Parmi les personnes auditionnées figuraient Édouard Balladur et plusieurs anciens ministres de la Défense. L’ancien Premier ministre est l'un des personnages-clés de l'enquête. Le financement de sa campagne pour la présidentielle de 1995 grâce à d'éventuelles rétro-commissions liées à la vente de sous-marins au Pakistan se retrouvent aujourd'hui au cœur de l’enquête.
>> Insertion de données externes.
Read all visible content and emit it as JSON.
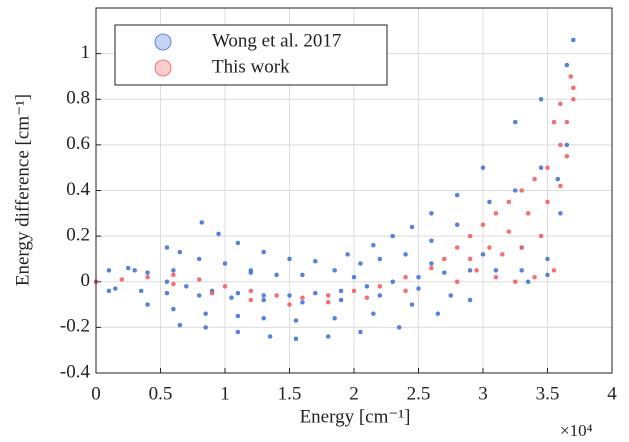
{
  "chart_data": {
    "type": "scatter",
    "x_label": "Energy [cm⁻¹]",
    "y_label": "Energy difference [cm⁻¹]",
    "x_multiplier": "×10⁴",
    "xlim": [
      0,
      40000
    ],
    "ylim": [
      -0.4,
      1.2
    ],
    "xticks": [
      0,
      {
        "value": 5000,
        "label": "0.5"
      },
      {
        "value": 10000,
        "label": "1"
      },
      {
        "value": 15000,
        "label": "1.5"
      },
      {
        "value": 20000,
        "label": "2"
      },
      {
        "value": 25000,
        "label": "2.5"
      },
      {
        "value": 30000,
        "label": "3"
      },
      {
        "value": 35000,
        "label": "3.5"
      },
      {
        "value": 40000,
        "label": "4"
      }
    ],
    "yticks": [
      -0.4,
      -0.2,
      0,
      0.2,
      0.4,
      0.6,
      0.8,
      1
    ],
    "grid": true,
    "legend_position": "upper-left",
    "series": [
      {
        "name": "Wong et al. 2017",
        "color": "#3f6fd9",
        "x": [
          3000,
          5500,
          8200,
          4000,
          6500,
          9500,
          5500,
          8000,
          11000,
          7000,
          10000,
          13000,
          9000,
          12000,
          15000,
          11000,
          14000,
          17000,
          13000,
          16000,
          19500,
          15000,
          18500,
          21500,
          17000,
          20500,
          23000,
          19000,
          22000,
          24500,
          21000,
          24000,
          26000,
          23000,
          26000,
          28000,
          25000,
          28000,
          30000,
          27000,
          30500,
          32500,
          29000,
          32500,
          34500,
          31000,
          34500,
          36500,
          33000,
          35800,
          37000,
          1500,
          4000,
          6500,
          3500,
          6000,
          8500,
          5500,
          8500,
          11000,
          8000,
          11000,
          13500,
          10500,
          13000,
          15500,
          13000,
          15500,
          18000,
          16000,
          18500,
          20500,
          19000,
          21500,
          23500,
          22000,
          24500,
          26500,
          25000,
          27500,
          29000,
          0,
          1000,
          1000,
          2500,
          6000,
          12000,
          20000,
          26000,
          30000,
          33000,
          35000,
          36000,
          36500,
          33500,
          35000
        ],
        "y": [
          0.05,
          0.15,
          0.26,
          0.04,
          0.13,
          0.21,
          0.0,
          0.1,
          0.17,
          -0.02,
          0.08,
          0.13,
          -0.04,
          0.05,
          0.1,
          -0.05,
          0.03,
          0.09,
          -0.06,
          0.03,
          0.12,
          -0.06,
          0.05,
          0.16,
          -0.05,
          0.08,
          0.2,
          -0.04,
          0.1,
          0.24,
          -0.02,
          0.12,
          0.3,
          0.0,
          0.18,
          0.38,
          0.02,
          0.25,
          0.5,
          0.04,
          0.35,
          0.7,
          0.05,
          0.4,
          0.8,
          0.05,
          0.5,
          0.95,
          0.05,
          0.45,
          1.06,
          -0.03,
          -0.1,
          -0.19,
          -0.04,
          -0.12,
          -0.2,
          -0.05,
          -0.14,
          -0.22,
          -0.06,
          -0.15,
          -0.24,
          -0.07,
          -0.16,
          -0.25,
          -0.08,
          -0.17,
          -0.24,
          -0.09,
          -0.16,
          -0.22,
          -0.08,
          -0.14,
          -0.2,
          -0.06,
          -0.1,
          -0.14,
          -0.03,
          -0.06,
          -0.08,
          0,
          0.05,
          -0.04,
          0.06,
          0.05,
          0.04,
          0.02,
          0.08,
          0.12,
          0.15,
          0.1,
          0.3,
          0.6,
          0.0,
          0.03
        ]
      },
      {
        "name": "This work",
        "color": "#f25a5a",
        "x": [
          0,
          2000,
          4000,
          6000,
          8000,
          10000,
          12000,
          14000,
          16000,
          18000,
          20000,
          22000,
          24000,
          26000,
          27000,
          28000,
          29000,
          30000,
          31000,
          32000,
          33000,
          34000,
          35000,
          36000,
          36500,
          37000,
          37000,
          36800,
          6000,
          9000,
          12000,
          15000,
          18000,
          21000,
          24000,
          28000,
          29500,
          31000,
          32500,
          34000,
          35500,
          30500,
          32000,
          33500,
          35000,
          36000,
          29000,
          31500,
          33000,
          34500,
          36500,
          35500,
          36000
        ],
        "y": [
          0,
          0.01,
          0.02,
          0.03,
          0.01,
          -0.02,
          -0.04,
          -0.06,
          -0.07,
          -0.06,
          -0.04,
          -0.02,
          0.02,
          0.06,
          0.1,
          0.15,
          0.2,
          0.25,
          0.3,
          0.35,
          0.4,
          0.45,
          0.5,
          0.6,
          0.7,
          0.85,
          0.8,
          0.9,
          -0.01,
          -0.05,
          -0.08,
          -0.1,
          -0.09,
          -0.07,
          -0.04,
          0.0,
          0.05,
          0.02,
          0.0,
          0.02,
          0.05,
          0.15,
          0.22,
          0.3,
          0.35,
          0.42,
          0.1,
          0.12,
          0.15,
          0.2,
          0.55,
          0.7,
          0.78
        ]
      }
    ]
  }
}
Selon Bernard Accoyer, l'ensemble des documents, audiovisuels ou écrits, produits ou recueillis dans le cadre des travaux de la mission "doivent être considérés comme des documents internes non accessibles à des tiers" et seront donc versés aux archives d'où ils ne peuvent sortir qu'en vertu d'une décision du Bureau ou de l'Assemblée".

"Transmettre au juge, ce n’est pas rendre public"

De son côté, le député socialiste de la Manche, Bernard Cazeneuve, rapporteur de la commission parlementaire sur Karachi, reste sceptique. "Afin que les personnes entendues nous parlent en toute confiance, nous nous étions engagés à ne pas rendre publiques leurs auditions. Mais les transmettre au juge, dans le cadre d'une enquête couverte par le secret de l'instruction, ce n'est pas les rendre publiques... A-t-on quelque chose à cacher ?" se demande celui qui s’est fait voler son ordinateur portable le 26 novembre 2009, peu après le début des travaux de la mission.

L'attentat de Karachi du 8 mai 2002 contre des salariés de la Direction des constructions navales (DCN) avait fait 15 morts dont 11 salariés français.